A: I believe you will not learn unless you try, and that you will miss 100 percent of the shots you do not take. While we made innumerable small failures (a.k.a. learning opportunities) along the way, three stood out most significantly:

  1. Misalignment in Founding Team - As friends, we didn’t want to initially dictate roles and instead collaborated on everything together. When finally needed to formalize titles, this generated unresolved feelings of resentment that created a fissure between the founders. We also had different values and work ethics, an issue that particularly plagued my psyche as I committed all of my time and savings to our efforts. Alignment on values, work ethic and complementary skillsets is key for founding teams.
  2. Not Focused on Customer Needs - We lacked a way to turn customer insights into product features. As a result, we made something nobody wanted. After creating an initial mockup on our idea and showing it to about five people who expressed a bit of encouragement at a local bookstore, we spent months creating an activity book. If we had talked to 50+ of our customers before building a product, we would have had a nonzero shot at making something that people want and thus, a viable business. The best methodology I have discovered to do this is called “The Lean Startup” popularized by Steve Blank and Eric Reis.
  3. Evolving Too Slowly - Our final significant failure was that of prioritizing non-growth related activities. Building a website, recruiting interns, getting social media followers, raising money and even building the product were all activities that did not actively generate growth or learning. In our thousands of sales attempts (of which hundreds were successful), we learned too slowly and blamed stagnation on bad marketing. Instead, we needed to deeply understand our customer’s pains and how to help them with product features. The core of growth is iteratively learning how to make something scalable that people want so that you can spread organically via word of mouth and super happy customers.

Q: What advice would you give to other students who are interested in starting their own businesses? 

A: Stop just being interested and start trying! As a student there is so little for you to lose and so much to learn. If you don’t have an idea or team, list the top five most burning problems in your life, or your friend’s life, and then brainstorm 10 solutions for each. Get your roommate to do the same and you could have 100 ideas in 20 minutes. Start asking people unbiased questions like “What is your biggest inconvenience?” or “How do you solve this problem currently?” to see if you are moving in the right direction. Create a paper mockup in an hour or two and get tons of feedback. Iterate on your idea or move on – if your idea is not evolving, it is stagnating. Ask your open-minded and driven classmates if they might want to work on a project outside of class with you. Orient your classes around your project so that you can earn a good grade even if the idea doesn’t become viable. Commit to a launch in two weeks and re-launch every two weeks afterward until most of your sales attempts succeed. The sooner you start, the better your odds of success will be and the more learning opportunities you will encounter. No matter what, it will be exhilarating.

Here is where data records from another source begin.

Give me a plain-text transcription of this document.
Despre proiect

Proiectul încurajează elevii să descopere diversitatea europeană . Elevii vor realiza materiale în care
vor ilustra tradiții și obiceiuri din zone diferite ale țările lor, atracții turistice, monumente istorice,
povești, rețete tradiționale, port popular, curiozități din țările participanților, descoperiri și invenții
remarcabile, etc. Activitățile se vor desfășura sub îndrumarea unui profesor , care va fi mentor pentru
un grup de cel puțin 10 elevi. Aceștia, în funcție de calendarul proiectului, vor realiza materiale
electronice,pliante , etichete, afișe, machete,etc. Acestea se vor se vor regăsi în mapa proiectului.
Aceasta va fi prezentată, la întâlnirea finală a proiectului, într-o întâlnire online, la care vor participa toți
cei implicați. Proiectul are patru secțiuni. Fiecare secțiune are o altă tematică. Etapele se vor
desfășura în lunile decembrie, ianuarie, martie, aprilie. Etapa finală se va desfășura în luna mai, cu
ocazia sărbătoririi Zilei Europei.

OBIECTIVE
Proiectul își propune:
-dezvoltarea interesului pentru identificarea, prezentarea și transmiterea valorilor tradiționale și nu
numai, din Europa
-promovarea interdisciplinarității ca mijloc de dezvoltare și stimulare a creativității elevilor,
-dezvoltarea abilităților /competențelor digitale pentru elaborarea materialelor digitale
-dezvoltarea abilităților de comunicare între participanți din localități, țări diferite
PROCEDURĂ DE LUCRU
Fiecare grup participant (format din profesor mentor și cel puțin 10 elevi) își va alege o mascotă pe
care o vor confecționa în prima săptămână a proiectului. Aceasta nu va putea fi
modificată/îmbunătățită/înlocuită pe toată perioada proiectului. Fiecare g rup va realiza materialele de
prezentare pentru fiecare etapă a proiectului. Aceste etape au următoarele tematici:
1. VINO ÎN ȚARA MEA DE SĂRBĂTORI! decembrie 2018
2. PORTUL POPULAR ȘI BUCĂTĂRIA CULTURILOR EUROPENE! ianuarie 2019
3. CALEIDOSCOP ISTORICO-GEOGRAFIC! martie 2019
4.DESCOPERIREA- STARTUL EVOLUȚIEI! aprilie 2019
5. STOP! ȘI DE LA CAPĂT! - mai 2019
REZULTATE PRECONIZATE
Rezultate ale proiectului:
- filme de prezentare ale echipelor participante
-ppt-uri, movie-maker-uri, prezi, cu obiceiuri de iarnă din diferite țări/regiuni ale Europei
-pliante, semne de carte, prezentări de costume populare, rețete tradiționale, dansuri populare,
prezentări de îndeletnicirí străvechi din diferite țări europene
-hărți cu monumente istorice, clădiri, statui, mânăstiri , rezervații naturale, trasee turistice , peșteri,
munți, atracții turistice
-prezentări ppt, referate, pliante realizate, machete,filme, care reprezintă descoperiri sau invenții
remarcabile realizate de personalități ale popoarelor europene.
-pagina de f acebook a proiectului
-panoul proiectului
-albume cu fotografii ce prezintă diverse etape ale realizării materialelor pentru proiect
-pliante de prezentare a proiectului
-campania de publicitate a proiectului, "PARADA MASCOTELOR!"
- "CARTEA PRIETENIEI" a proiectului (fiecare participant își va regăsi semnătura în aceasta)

Q: What do you wish you knew then that you know now?

A: The story of the lone, eccentric genius in the basement creating an iPhone is just that – a story. We like a hero’s journey that can be summed up in a tweet, but this myth does more harm than good. Entrepreneurship is an iterative process that combines intuition and faith with scientific rigor and experimentation. Be adamant on your values and flexible on your route. Whatever you come up with must be tested with other people in an unbiased way to know if it could work. If you spend months working on the “perfect” product without customer interaction you are going to make something nobody wants or needs. Life is too short to make useless things. So try a startup to create something that makes the world a better place. If you fail enough, you just might succeed.